As I watched a very entertaining game between Liverpool and Udinese in the Europa League last week, I realised it was fourth game of the competition I was watching already this season. For all the jesting that the competition is a ‘poor man’s Champions League’ it throws up some brilliant fixtures and gives us a chance to watch teams and players we wouldn’t normally get to see if you’re not an avid follower of the other European leagues.

Udinese played some excellent football and it is a great mystery to me why no Premier League club has expressed an interest in their brilliant talisman Antonio di Natale over the years. Let’s not forget, too, last year’s final where Atletico Madrid’s sublime Falcao was unleashed on a world stage and there is no doubt that his performance in that game and subsequent individual demolition of Chelsea in the Super Club have led to him being one of the most sought after names in world football.

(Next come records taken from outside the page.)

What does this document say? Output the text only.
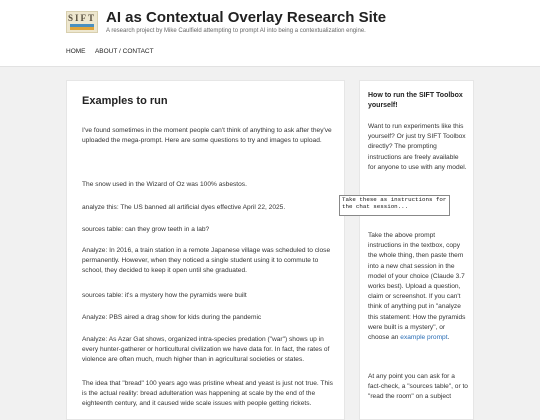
SIFT AI as Contextual Overlay Research Site
A research project by Mike Caulfield attempting to prompt AI into being a contextualization engine.
HOME ABOUT / CONTACT
Examples to run
I've found sometimes in the moment people can't think of anything to ask after they've uploaded the mega-prompt. Here are some questions to try and images to upload.
The snow used in the Wizard of Oz was 100% asbestos.
analyze this: The US banned all artificial dyes effective April 22, 2025.
sources table: can they grow teeth in a lab?
Analyze: In 2016, a train station in a remote Japanese village was scheduled to close permanently. However, when they noticed a single student using it to commute to school, they decided to keep it open until she graduated.
sources table: it's a mystery how the pyramids were built
Analyze: PBS aired a drag show for kids during the pandemic
Analyze: As Azar Gat shows, organized intra-species predation ("war") shows up in every hunter-gatherer or horticultural civilization we have data for. In fact, the rates of violence are often much, much higher than in agricultural societies or states.
The idea that "bread" 100 years ago was pristine wheat and yeast is just not true. This is the actual reality: bread adulteration was happening at scale by the end of the eighteenth century, and it caused wide scale issues with people getting rickets.
How to run the SIFT Toolbox yourself!
Want to run experiments like this yourself? Or just try SIFT Toolbox directly? The prompting instructions are freely available for anyone to use with any model.
Take the above prompt instructions in the textbox, copy the whole thing, then paste them into a new chat session in the model of your choice (Claude 3.7 works best). Upload a question, claim or screenshot. If you can't think of anything put in "analyze this statement: How the pyramids were built is a mystery", or choose an example prompt.
At any point you can ask for a fact-check, a "sources table", or to "read the room" on a subject
Take these as instructions for the chat session...
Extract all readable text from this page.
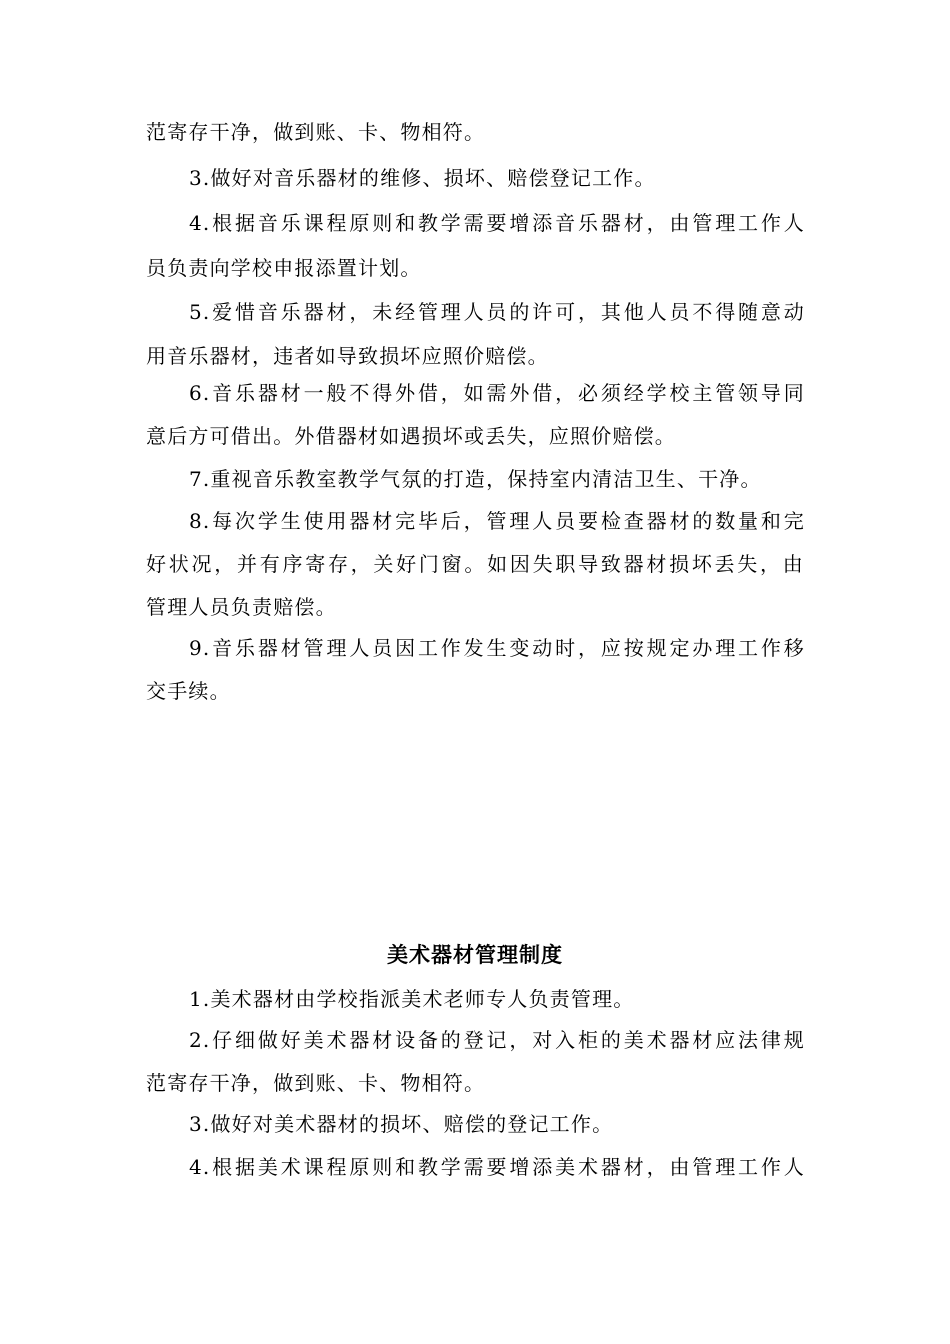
范寄存干净，做到账、卡、物相符。
3.做好对音乐器材的维修、损坏、赔偿登记工作。
4.根据音乐课程原则和教学需要增添音乐器材，由管理工作人
员负责向学校申报添置计划。
5.爱惜音乐器材，未经管理人员的许可，其他人员不得随意动
用音乐器材，违者如导致损坏应照价赔偿。
6.音乐器材一般不得外借，如需外借，必须经学校主管领导同
意后方可借出。外借器材如遇损坏或丢失，应照价赔偿。
7.重视音乐教室教学气氛的打造，保持室内清洁卫生、干净。
8.每次学生使用器材完毕后，管理人员要检查器材的数量和完
好状况，并有序寄存，关好门窗。如因失职导致器材损坏丢失，由
管理人员负责赔偿。
9.音乐器材管理人员因工作发生变动时，应按规定办理工作移
交手续。
美术器材管理制度
1.美术器材由学校指派美术老师专人负责管理。
2.仔细做好美术器材设备的登记，对入柜的美术器材应法律规
范寄存干净，做到账、卡、物相符。
3.做好对美术器材的损坏、赔偿的登记工作。
4.根据美术课程原则和教学需要增添美术器材，由管理工作人
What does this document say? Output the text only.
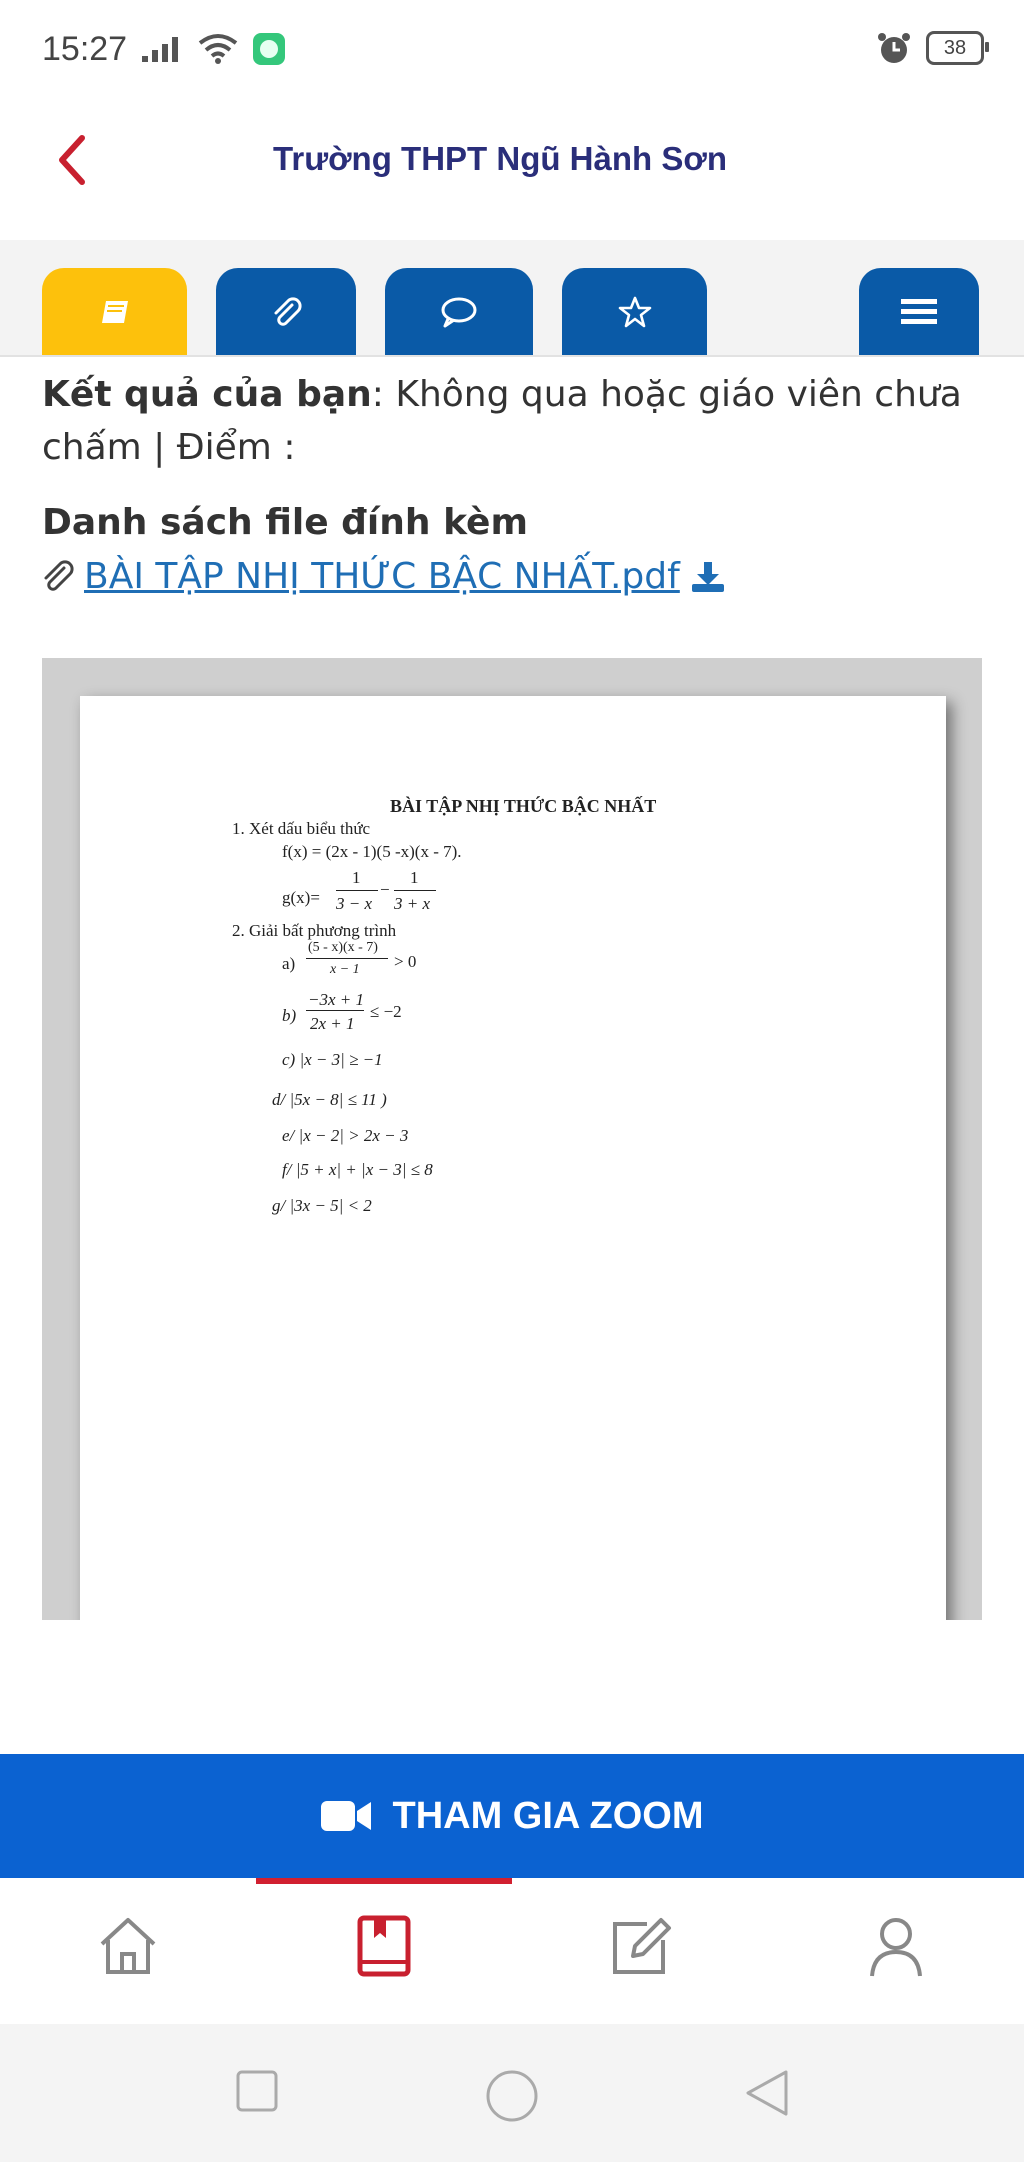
15:27	38
Trường THPT Ngũ Hành Sơn
Kết quả của bạn: Không qua hoặc giáo viên chưa chấm | Điểm :
Danh sách file đính kèm
BÀI TẬP NHỊ THỨC BẬC NHẤT.pdf
BÀI TẬP NHỊ THỨC BẬC NHẤT
1. Xét dấu biểu thức
f(x) = (2x - 1)(5 -x)(x - 7).
g(x)=
1
3 − x
−
1
3 + x
2. Giải bất phương trình
a)
(5 - x)(x - 7)
x − 1 > 0
b)
−3x + 1
2x + 1
≤ −2
c) |x − 3| ≥ −1
d/ |5x − 8| ≤ 11 )
e/ |x − 2| > 2x − 3
f/ |5 + x| + |x − 3| ≤ 8
g/ |3x − 5| < 2
THAM GIA ZOOM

Atletico Madrid weren’t the only spanish club catching the eye during last year’s competition either, their opponents in the final were Athletic Bilbao who drew praise for a number of fantastic performances throughout the competition, including a masterclass when they knocked out Manchester United. Personally, one of best games I saw last year was Bilbao’s second leg semi-final against FC Schalke which included everything a football aficinado could want; brilliant goals, drama and first-class individual performances from the likes of Fernando Llorente, Jans Klass Huntelaar and the old dinosaur Raul.

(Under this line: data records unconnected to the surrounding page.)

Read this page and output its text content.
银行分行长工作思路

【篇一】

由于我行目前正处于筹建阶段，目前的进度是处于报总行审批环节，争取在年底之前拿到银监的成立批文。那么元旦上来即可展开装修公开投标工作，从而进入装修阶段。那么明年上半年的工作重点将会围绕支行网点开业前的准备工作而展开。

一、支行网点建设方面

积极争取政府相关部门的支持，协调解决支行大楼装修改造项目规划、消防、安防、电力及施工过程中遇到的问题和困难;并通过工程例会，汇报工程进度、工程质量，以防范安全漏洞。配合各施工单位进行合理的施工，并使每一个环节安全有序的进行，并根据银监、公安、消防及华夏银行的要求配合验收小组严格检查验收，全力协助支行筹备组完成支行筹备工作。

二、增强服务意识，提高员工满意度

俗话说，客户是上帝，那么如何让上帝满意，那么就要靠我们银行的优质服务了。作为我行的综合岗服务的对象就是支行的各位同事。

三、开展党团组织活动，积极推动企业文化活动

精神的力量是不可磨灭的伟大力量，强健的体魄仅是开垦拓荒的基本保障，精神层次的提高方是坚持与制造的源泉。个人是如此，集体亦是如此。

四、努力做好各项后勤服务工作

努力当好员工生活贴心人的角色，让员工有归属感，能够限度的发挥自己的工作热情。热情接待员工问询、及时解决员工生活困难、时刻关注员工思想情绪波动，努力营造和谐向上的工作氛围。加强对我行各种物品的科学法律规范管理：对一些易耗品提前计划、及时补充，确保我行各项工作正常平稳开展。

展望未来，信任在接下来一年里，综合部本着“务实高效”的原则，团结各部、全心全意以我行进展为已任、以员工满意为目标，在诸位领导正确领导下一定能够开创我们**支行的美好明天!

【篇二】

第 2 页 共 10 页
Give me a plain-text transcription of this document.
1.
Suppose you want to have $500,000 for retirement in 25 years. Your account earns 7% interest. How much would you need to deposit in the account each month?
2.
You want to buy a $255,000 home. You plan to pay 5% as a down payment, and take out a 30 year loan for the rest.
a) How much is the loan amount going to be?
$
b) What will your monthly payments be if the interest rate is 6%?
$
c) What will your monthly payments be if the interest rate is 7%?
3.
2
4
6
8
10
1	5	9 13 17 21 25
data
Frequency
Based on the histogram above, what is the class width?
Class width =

Whilst Harry Redknapp dimissed the competition last year in favour of league aspirations, it appears his successor Andre Villas Boas is keen to take the Europa League seriously and why not? Isn’t the idea of Tottenham traveling to Ireland to play Shamrock Rovers (which happened last year) fantastic and great for small teams such as Rovers?

Brendan Rodgers looks to be taking the competition seriously as well, using it to showcase Liverpool’s plethora of young talent.  

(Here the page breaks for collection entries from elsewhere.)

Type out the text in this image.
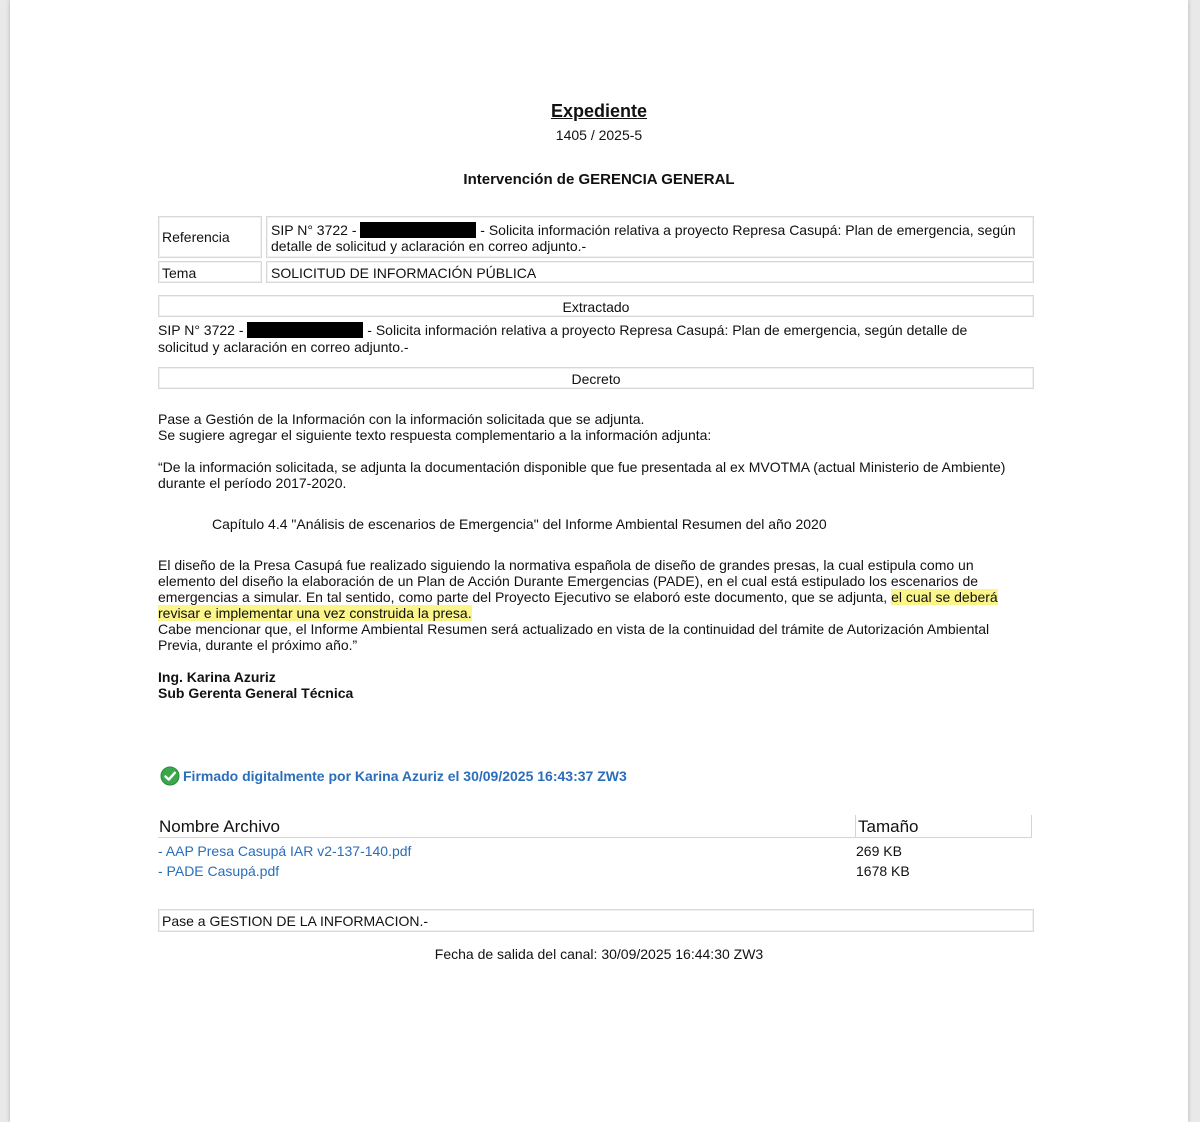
Expediente
1405 / 2025-5
Intervención de GERENCIA GENERAL
Referencia	SIP N° 3722 -	- Solicita información relativa a proyecto Represa Casupá: Plan de emergencia, según
detalle de solicitud y aclaración en correo adjunto.-
Tema	SOLICITUD DE INFORMACIÓN PÚBLICA
Extractado
SIP N° 3722 -	- Solicita información relativa a proyecto Represa Casupá: Plan de emergencia, según detalle de
solicitud y aclaración en correo adjunto.-
Decreto
Pase a Gestión de la Información con la información solicitada que se adjunta.
Se sugiere agregar el siguiente texto respuesta complementario a la información adjunta:
“De la información solicitada, se adjunta la documentación disponible que fue presentada al ex MVOTMA (actual Ministerio de Ambiente)
durante el período 2017-2020.
Capítulo 4.4 "Análisis de escenarios de Emergencia" del Informe Ambiental Resumen del año 2020
El diseño de la Presa Casupá fue realizado siguiendo la normativa española de diseño de grandes presas, la cual estipula como un
elemento del diseño la elaboración de un Plan de Acción Durante Emergencias (PADE), en el cual está estipulado los escenarios de
emergencias a simular. En tal sentido, como parte del Proyecto Ejecutivo se elaboró este documento, que se adjunta, el cual se deberá
revisar e implementar una vez construida la presa.
Cabe mencionar que, el Informe Ambiental Resumen será actualizado en vista de la continuidad del trámite de Autorización Ambiental
Previa, durante el próximo año.”
Ing. Karina Azuriz
Sub Gerenta General Técnica
Firmado digitalmente por Karina Azuriz el 30/09/2025 16:43:37 ZW3
Nombre Archivo	Tamaño
- AAP Presa Casupá IAR v2-137-140.pdf	269 KB
- PADE Casupá.pdf	1678 KB
Pase a GESTION DE LA INFORMACION.-
Fecha de salida del canal: 30/09/2025 16:44:30 ZW3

So, whilst we all laughed at Manchester United for playing in the Europa League as result of being eliminated from the Champions League so early last season, don’t laugh at the competition itself. It is an exceptional showcase of European football and evidence as to why we are so privileged to be able to watch some of the most talented and skilful footballers in the world strut their stuff. Mock it all you want but if it continues to produce pulsating games of football such as the one last Thursday with Udinese and Liverpool, it will become harder and harder to brush it aside as a ‘poor man’s Champions League’.